Les tridents tirent leur force de leur légèreté. Si le volume les rassemblant pèse lourd et si l’on y perçoit l’urgence vitale d’écrire et de noter, Jacques Roubaud ouvre cette forme poétique aussi grand que possible et joue avec elle avec grâce. Sur la page, les vers pivots, en deuxième place, précédés d’un petit signe de croix dans un cercle, clignotent et font la roue : « ⊗ j’ai choisi ce signe : / ⊗, pour marquer / des vers, là, la “tourne” ». Les syllabes elles-mêmes s’emmêlent et sautillent entre les lignes et les numéros qui précèdent chaque trident : « Mélilots : méli-mélo des / mélilots / mêlant mes lilas ». Entre les plus de 4 000 tridents, on entend le plaisir de la langue, un babil que rien ne semble vouloir interrompre. Jacques Roubaud déjoue alors la contrainte qui apparaît plutôt ici, et, comme il l’évoquait déjà notamment dans Poétique. Remarques, comme un potentiel ouvrant un « monde possible de poésie ».

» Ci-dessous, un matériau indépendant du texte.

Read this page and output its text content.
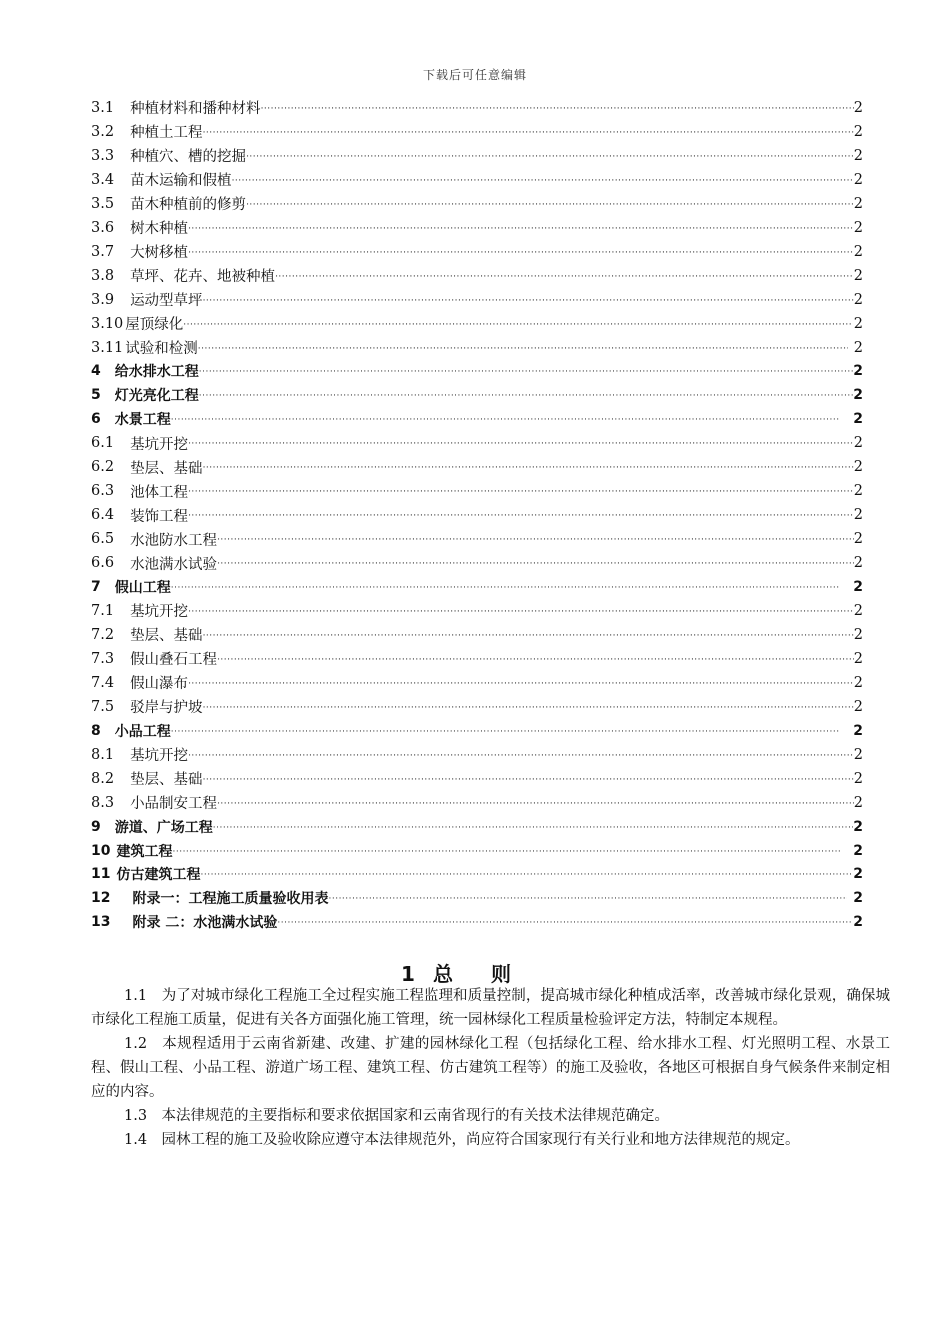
下载后可任意编辑
3.1 种植材料和播种材料 ·····	2
3.2 种植土工程 ·····	2
3.3 种植穴、槽的挖掘 ·····	2
3.4 苗木运输和假植 ·····	2
3.5 苗木种植前的修剪 ·····	2
3.6 树木种植 ·····	2
3.7 大树移植 ·····	2
3.8 草坪、花卉、地被种植 ·····	2
3.9 运动型草坪 ·····	2
3.10 屋顶绿化 ·····	2
3.11 试验和检测 ·····	2
4 给水排水工程 ·····	2
5 灯光亮化工程 ·····	2
6 水景工程 ·····	2
6.1 基坑开挖 ·····	2
6.2 垫层、基础 ·····	2
6.3 池体工程 ·····	2
6.4 装饰工程 ·····	2
6.5 水池防水工程 ·····	2
6.6 水池满水试验 ·····	2
7 假山工程 ·····	2
7.1 基坑开挖 ·····	2
7.2 垫层、基础 ·····	2
7.3 假山叠石工程 ·····	2
7.4 假山瀑布 ·····	2
7.5 驳岸与护坡 ·····	2
8 小品工程 ·····	2
8.1 基坑开挖 ·····	2
8.2 垫层、基础 ·····	2
8.3 小品制安工程 ·····	2
9 游道、广场工程 ·····	2
10 建筑工程 ·····	2
11 仿古建筑工程 ·····	2
12 附录一：工程施工质量验收用表 ·····	2
13 附录 二：水池满水试验 ·····	2
1 总则

1.1　为了对城市绿化工程施工全过程实施工程监理和质量控制，提高城市绿化种植成活率，改善城市绿化景观，确保城市绿化工程施工质量，促进有关各方面强化施工管理，统一园林绿化工程质量检验评定方法，特制定本规程。

1.2　本规程适用于云南省新建、改建、扩建的园林绿化工程（包括绿化工程、给水排水工程、灯光照明工程、水景工程、假山工程、小品工程、游道广场工程、建筑工程、仿古建筑工程等）的施工及验收，各地区可根据自身气候条件来制定相应的内容。

1.3　本法律规范的主要指标和要求依据国家和云南省现行的有关技术法律规范确定。

1.4　园林工程的施工及验收除应遵守本法律规范外，尚应符合国家现行有关行业和地方法律规范的规定。
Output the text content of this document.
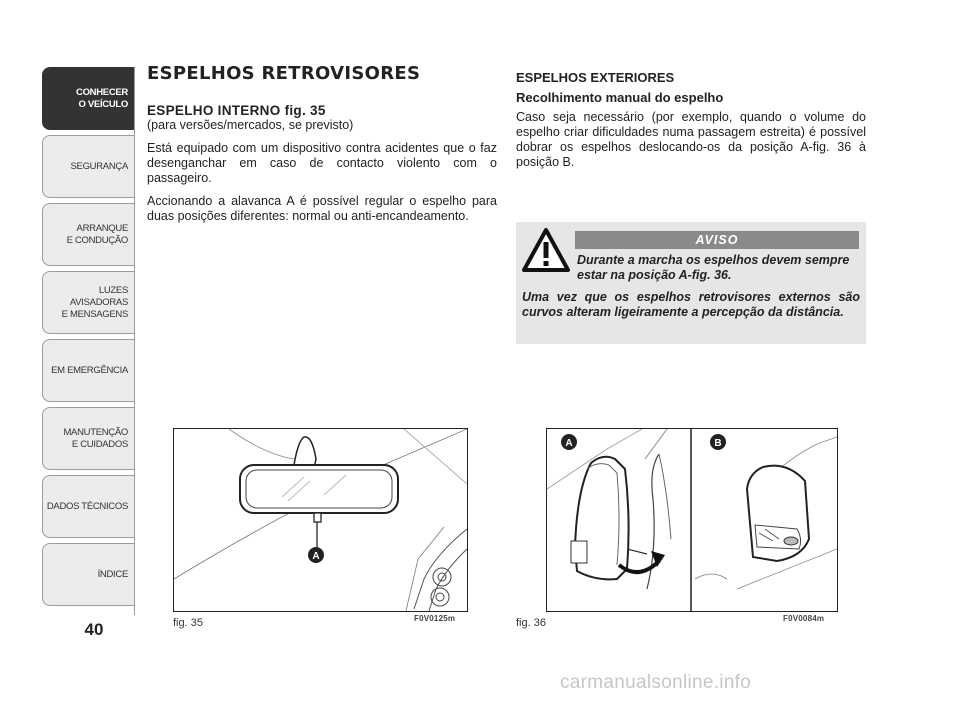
CONHECER
O VEÍCULO
SEGURANÇA
ARRANQUE
E CONDUÇÃO
LUZES AVISADORAS
E MENSAGENS
EM EMERGÊNCIA
MANUTENÇÃO
E CUIDADOS
DADOS TÉCNICOS
ÍNDICE
40
ESPELHOS RETROVISORES
ESPELHO INTERNO fig. 35
(para versões/mercados, se previsto)

Está equipado com um dispositivo contra acidentes que o faz desenganchar em caso de contacto violento com o passageiro.

Accionando a alavanca A é possível regular o espelho para duas posições diferentes: normal ou anti-encandeamento.

ESPELHOS EXTERIORES
Recolhimento manual do espelho

Caso seja necessário (por exemplo, quando o volume do espelho criar dificuldades numa passagem estreita) é possível dobrar os espelhos deslocando-os da posição A-fig. 36 à posição B.

AVISO
Durante a marcha os espelhos devem sempre estar na posição A-fig. 36.
Uma vez que os espelhos retrovisores externos são curvos alteram ligeiramente a percepção da distância.
A
fig. 35	F0V0125m
A	B
fig. 36	F0V0084m
carmanualsonline.info
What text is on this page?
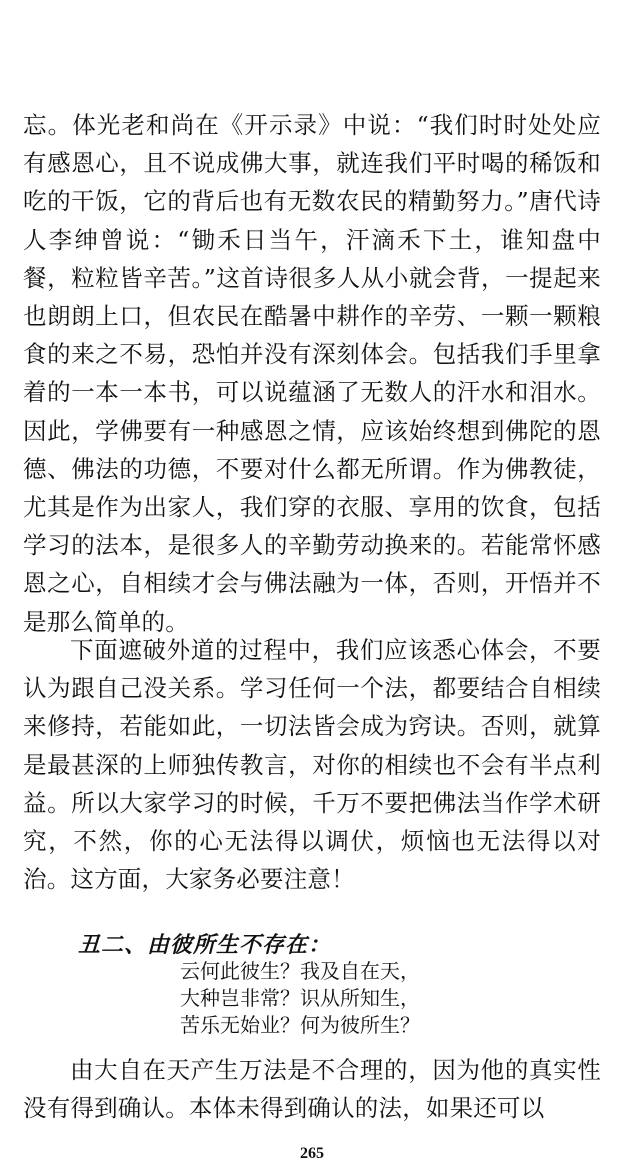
忘。体光老和尚在《开示录》中说：“我们时时处处应有感恩心，且不说成佛大事，就连我们平时喝的稀饭和吃的干饭，它的背后也有无数农民的精勤努力。”唐代诗人李绅曾说：“锄禾日当午，汗滴禾下土，谁知盘中餐，粒粒皆辛苦。”这首诗很多人从小就会背，一提起来也朗朗上口，但农民在酷暑中耕作的辛劳、一颗一颗粮食的来之不易，恐怕并没有深刻体会。包括我们手里拿着的一本一本书，可以说蕴涵了无数人的汗水和泪水。因此，学佛要有一种感恩之情，应该始终想到佛陀的恩德、佛法的功德，不要对什么都无所谓。作为佛教徒，尤其是作为出家人，我们穿的衣服、享用的饮食，包括学习的法本，是很多人的辛勤劳动换来的。若能常怀感恩之心，自相续才会与佛法融为一体，否则，开悟并不是那么简单的。

下面遮破外道的过程中，我们应该悉心体会，不要认为跟自己没关系。学习任何一个法，都要结合自相续来修持，若能如此，一切法皆会成为窍诀。否则，就算是最甚深的上师独传教言，对你的相续也不会有半点利益。所以大家学习的时候，千万不要把佛法当作学术研究，不然，你的心无法得以调伏，烦恼也无法得以对治。这方面，大家务必要注意！

丑二、由彼所生不存在：

云何此彼生？我及自在天，
大种岂非常？识从所知生，
苦乐无始业？何为彼所生？

由大自在天产生万法是不合理的，因为他的真实性没有得到确认。本体未得到确认的法，如果还可以

265
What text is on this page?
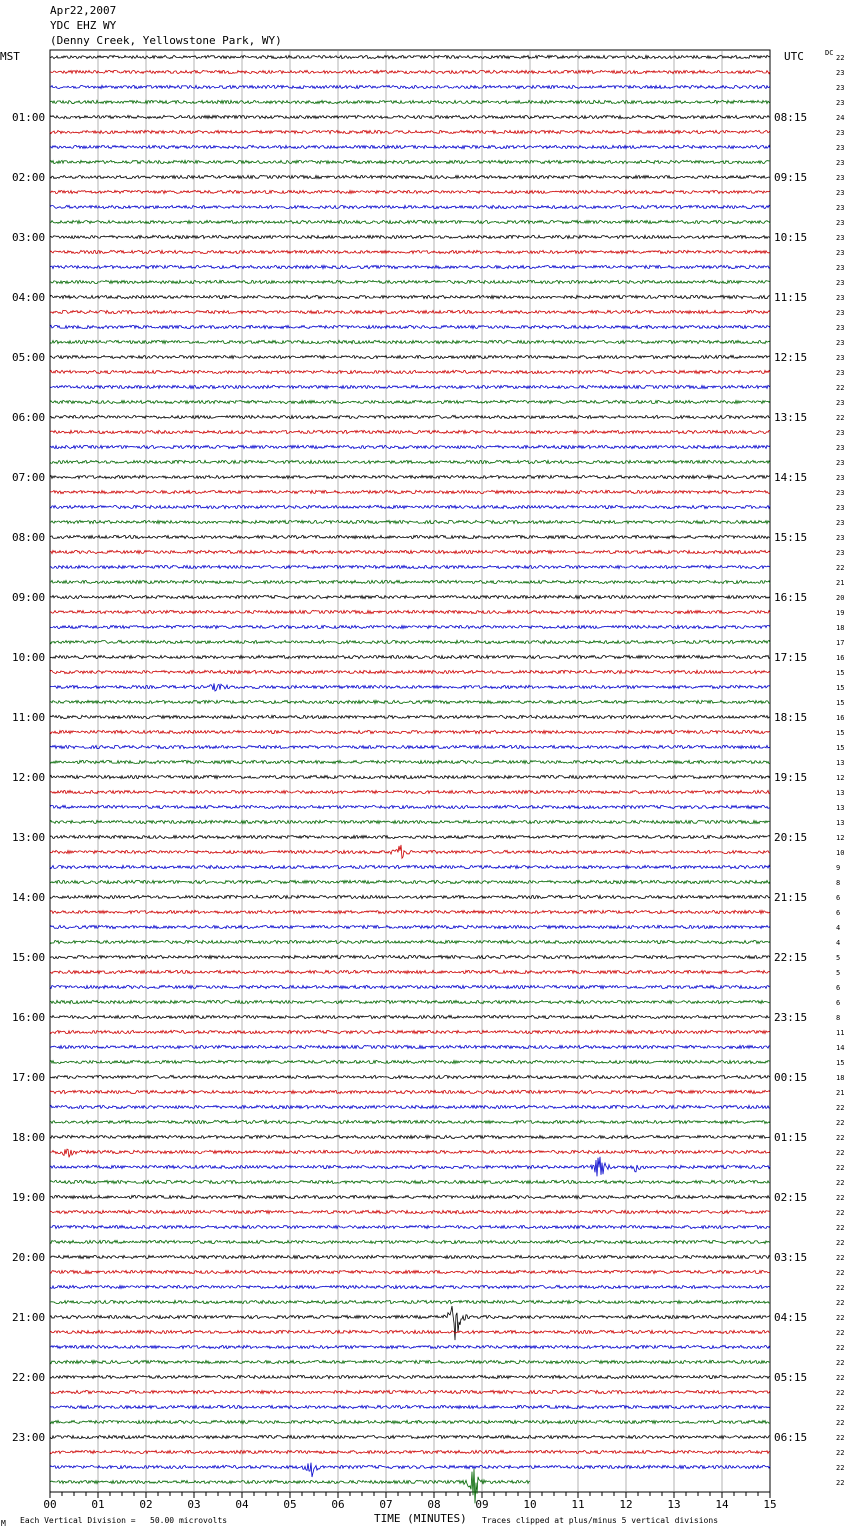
Apr22,2007
YDC EHZ WY
(Denny Creek, Yellowstone Park, WY)
MST	UTC	DC
22
23
23
23
24
01:00	08:15
23
23
23
23
02:00	09:15
23
23
23
23
03:00	10:15
23
23
23
23
04:00	11:15
23
23
23
23
05:00	12:15
23
22
23
22
06:00	13:15
23
23
23
23
07:00	14:15
23
23
23
23
08:00	15:15
23
22
21
20
09:00	16:15
19
18
17
16
10:00	17:15
15
15
15
16
11:00	18:15
15
15
13
12
12:00	19:15
13
13
13
12
13:00	20:15
10
9
8
6
14:00	21:15
6
4
4
5
15:00	22:15
5
6
6
8
16:00	23:15
11
14
15
18
17:00	00:15
21
22
22
22
18:00	01:15
22
22
22
22
19:00	02:15
22
22
22
22
20:00	03:15
22
22
22
22
21:00	04:15
22
22
22
22
22:00	05:15
22
22
22
22
23:00	06:15
22
22
22
00	01	02	03	04	05	06	07	08	09	10	11	12	13	14	15
M Each Vertical Division =   50.00 microvolts	TIME (MINUTES) Traces clipped at plus/minus 5 vertical divisions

Jacques Roubaud nous donne ici à lire le monde possible qu’il crée et invente en liberté depuis près de vingt ans. Comme dans Peut-être ou la nuit de dimanche, l’écriture apparaît en mouvement, dans sa dimension imparfaite, « déperfectionnée » disait-il encore. Cette « déperfection » apparaît à l’œuvre dans ces tridents qui se retiennent comme ils s’oublient, se succédant dans une profusion enivrante. Tridents laisse entrevoir un autre rapport à la lecture comme à l’écriture et met au jour le travail qui la sous-tend, quotidien, angoissé, où la lutte douloureuse côtoie le jeu – de go, de chiffres et de lettres –, pêche et harponnage « dans l’eau lourde des souvenirs ». Au-dessus, surnagent des touches de couleurs et de souvenirs en fleurs, iris, glycines, dahlias… « matin, 1942 : sous les dahlias vois / l’eau entrer / dans la terre sombre ».